Expansion of STEM OPT Eligibility
Currently, qualified F-1 students can obtain permission to work for 12-months in Optional Practical Training (OPT) following completion of their studies. Additionally, some F-1 students meet the eligibility criteria for a 17-month extension of OPT. This extension is limited to students in F-1 status whose most-recently completed degree was in one of the fields designated as science, technology, engineering, or mathematics (STEM).
The proposed change to the current regulation allows each student with a prior STEM degree to apply for the 17-month OPT extension, even if the STEM degree is not her/his most recent degree. A typical example of this might be a person with a STEM bachelor’s degree followed by an MBA. The DHS states that it will continue to review and update the list of acceptable STEM degrees.

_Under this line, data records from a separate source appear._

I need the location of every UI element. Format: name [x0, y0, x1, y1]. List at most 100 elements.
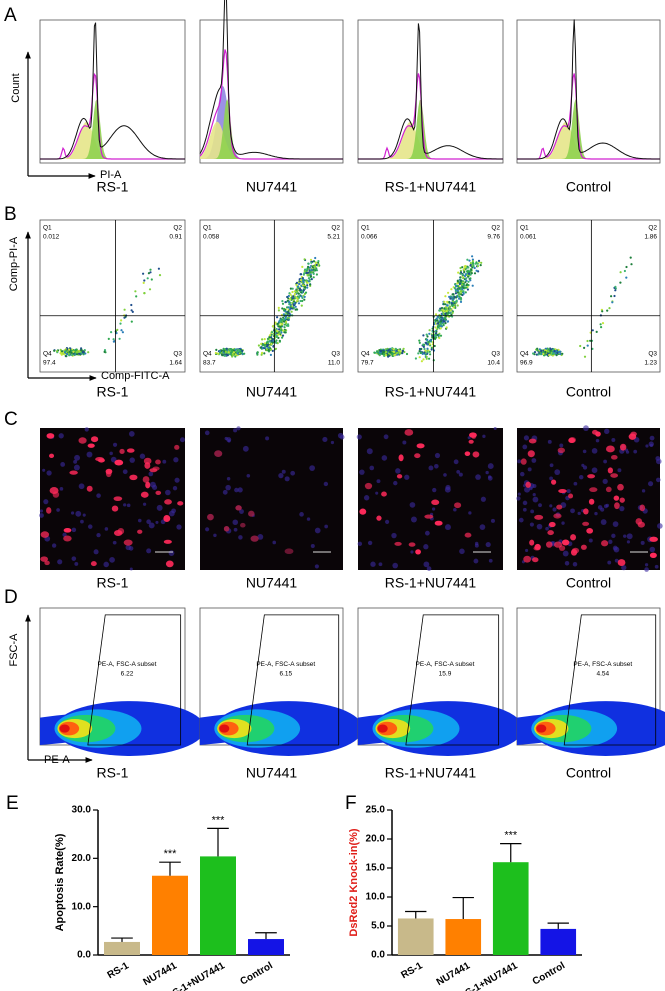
scatter-dot [467, 270, 470, 273]
nucleus-blue [582, 449, 587, 454]
density-level [59, 724, 70, 733]
nucleus-red [142, 476, 150, 483]
scatter-dot [589, 339, 592, 342]
nucleus-blue [233, 527, 238, 532]
nucleus-red [359, 508, 367, 515]
scatter-dot [288, 312, 291, 315]
scatter-dot [280, 331, 283, 334]
scatter-dot [282, 316, 285, 319]
scatter-dot [470, 272, 473, 275]
nucleus-blue [522, 500, 528, 506]
nucleus-blue [444, 524, 451, 531]
nucleus-red [570, 534, 577, 541]
scatter-dot [314, 256, 317, 260]
scatter-dot [280, 329, 283, 332]
scatter-dot [315, 269, 319, 272]
nucleus-red [558, 489, 567, 494]
scatter-dot [112, 338, 115, 341]
scatter-dot [296, 299, 299, 302]
nucleus-blue [284, 476, 290, 482]
scatter-dot [281, 334, 285, 337]
scatter-dot [434, 334, 437, 337]
scatter-dot [80, 349, 83, 352]
scatter-dot [118, 337, 121, 340]
scatter-dot [630, 263, 633, 266]
scatter-dot [291, 290, 294, 294]
scatter-dot [308, 266, 311, 269]
panel-letter: E [6, 793, 19, 814]
scatter-dot [303, 272, 306, 275]
scatter-dot [472, 265, 475, 268]
nucleus-blue [239, 509, 244, 514]
nucleus-red [547, 530, 554, 536]
scatter-dot [426, 347, 429, 350]
scatter-dot [384, 354, 387, 357]
scatter-dot [299, 299, 302, 303]
nucleus-red [394, 541, 402, 546]
nucleus-blue [385, 519, 390, 524]
scatter-dot [447, 291, 450, 294]
nucleus-blue [434, 452, 441, 459]
scatter-dot [459, 272, 462, 275]
scatter-dot [289, 303, 292, 306]
scatter-dot [469, 277, 472, 280]
scatter-dot [418, 347, 421, 351]
scatter-dot [613, 294, 616, 298]
nucleus-blue [516, 496, 521, 501]
nucleus-red [87, 443, 95, 448]
scatter-dot [59, 352, 62, 355]
scatter-dot [425, 357, 428, 360]
scatter-dot [452, 306, 455, 309]
nucleus-blue [367, 540, 373, 546]
nucleus-blue [205, 527, 210, 532]
nucleus-red [617, 483, 624, 491]
scatter-frame [516, 219, 661, 373]
scatter-dot [614, 285, 617, 288]
nucleus-blue [566, 489, 571, 494]
scatter-dot [546, 353, 549, 356]
nucleus-blue [434, 463, 439, 469]
scatter-dot [293, 304, 296, 307]
nucleus-red [617, 559, 626, 567]
scatter-dot [295, 281, 299, 284]
nucleus-blue [109, 557, 115, 563]
nucleus-blue [112, 540, 117, 545]
nucleus-blue [60, 462, 66, 467]
scatter-dot [130, 320, 133, 323]
nucleus-blue [641, 489, 646, 493]
nucleus-red [613, 495, 620, 501]
scatter-dot [288, 301, 291, 304]
nucleus-blue [314, 564, 319, 569]
scatter-dot [373, 351, 376, 354]
scatter-dot [451, 311, 454, 314]
nucleus-blue [73, 464, 80, 471]
nucleus-blue [204, 430, 210, 436]
scatter-dot [281, 302, 285, 305]
scatter-dot [443, 300, 446, 303]
group-label: NU7441 [246, 765, 298, 781]
nucleus-blue [383, 434, 389, 440]
nucleus-red [40, 556, 49, 562]
nucleus-blue [525, 548, 529, 553]
nucleus-blue [475, 474, 481, 480]
scatter-dot [256, 351, 259, 354]
scatter-dot [74, 349, 77, 352]
scatter-dot [116, 328, 119, 331]
bar [200, 856, 236, 955]
scatter-dot [600, 326, 603, 329]
nucleus-blue [146, 519, 151, 525]
scatter-dot [301, 299, 304, 303]
gate-label: PE-A, FSC-A subset [256, 661, 315, 668]
scatter-dot [456, 282, 459, 285]
scatter-dot [454, 292, 457, 295]
nucleus-red [561, 539, 570, 546]
scatter-dot [295, 308, 298, 311]
scatter-dot [430, 348, 433, 351]
nucleus-blue [265, 436, 270, 441]
scatter-dot [294, 305, 297, 308]
nucleus-blue [467, 436, 471, 440]
nucleus-red [619, 497, 625, 503]
scatter-dot [471, 255, 474, 258]
nucleus-red [140, 491, 149, 498]
scatter-dot [276, 330, 279, 333]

Academic Study for F-2 Dependents
The proposed legislation will allow spouses of F-1 students to enroll in part-time academic classes in contrast to the current regulation that only allows such spouses to enroll in part-time vocational or recreational classes. Other spouses and children in dependent nonimmigrant statuses are able to enroll in school without such restrictions.
Flexibility for Outstanding Professors / Researchers
The DHS also proposes a regulatory change affecting the EB1B preference category for outstanding professors and researchers (OPR). The proposed change would expand the types of evidence that can be submitted in support of the OPR immigrant petition and the allowable evidence list to include a catch-all category permitting consideration of any type of “‘comparable evidence’ to that contained in the specifically articulated regulatory list.” This makes the potentially acceptable evidence of accomplishments and recognition less restrictive than under current requirements.
DHS Entrepreneurs-in-Residence Initiative
The DHS has announced the launch of an entrepreneurs-in-residence initiative on February 22, 2012 in Silicon Valley, CA. This is to solicit expert advice on the DHS’s earlier initiative designed to promote job creation by start-up companies founded by foreign entrepreneurs. This was shared with MurthyDotCom and MurthyBulletin readers in, USCIS Announcement to Encourage Entrepreneurs to the U.S. (04.Aug.2011).
We applaud these efforts toward flexibility and real-world considerations in the proposed changes to the existing regulations outlined by the DHS. If implemented, the improvements will provide greater benefits to many skilled workers and their families, while also benefiting the U.S. economy. Since the DHS indicated no timeline, interested individuals are cautioned not to rely on proposed changes by taking any specific action at this time.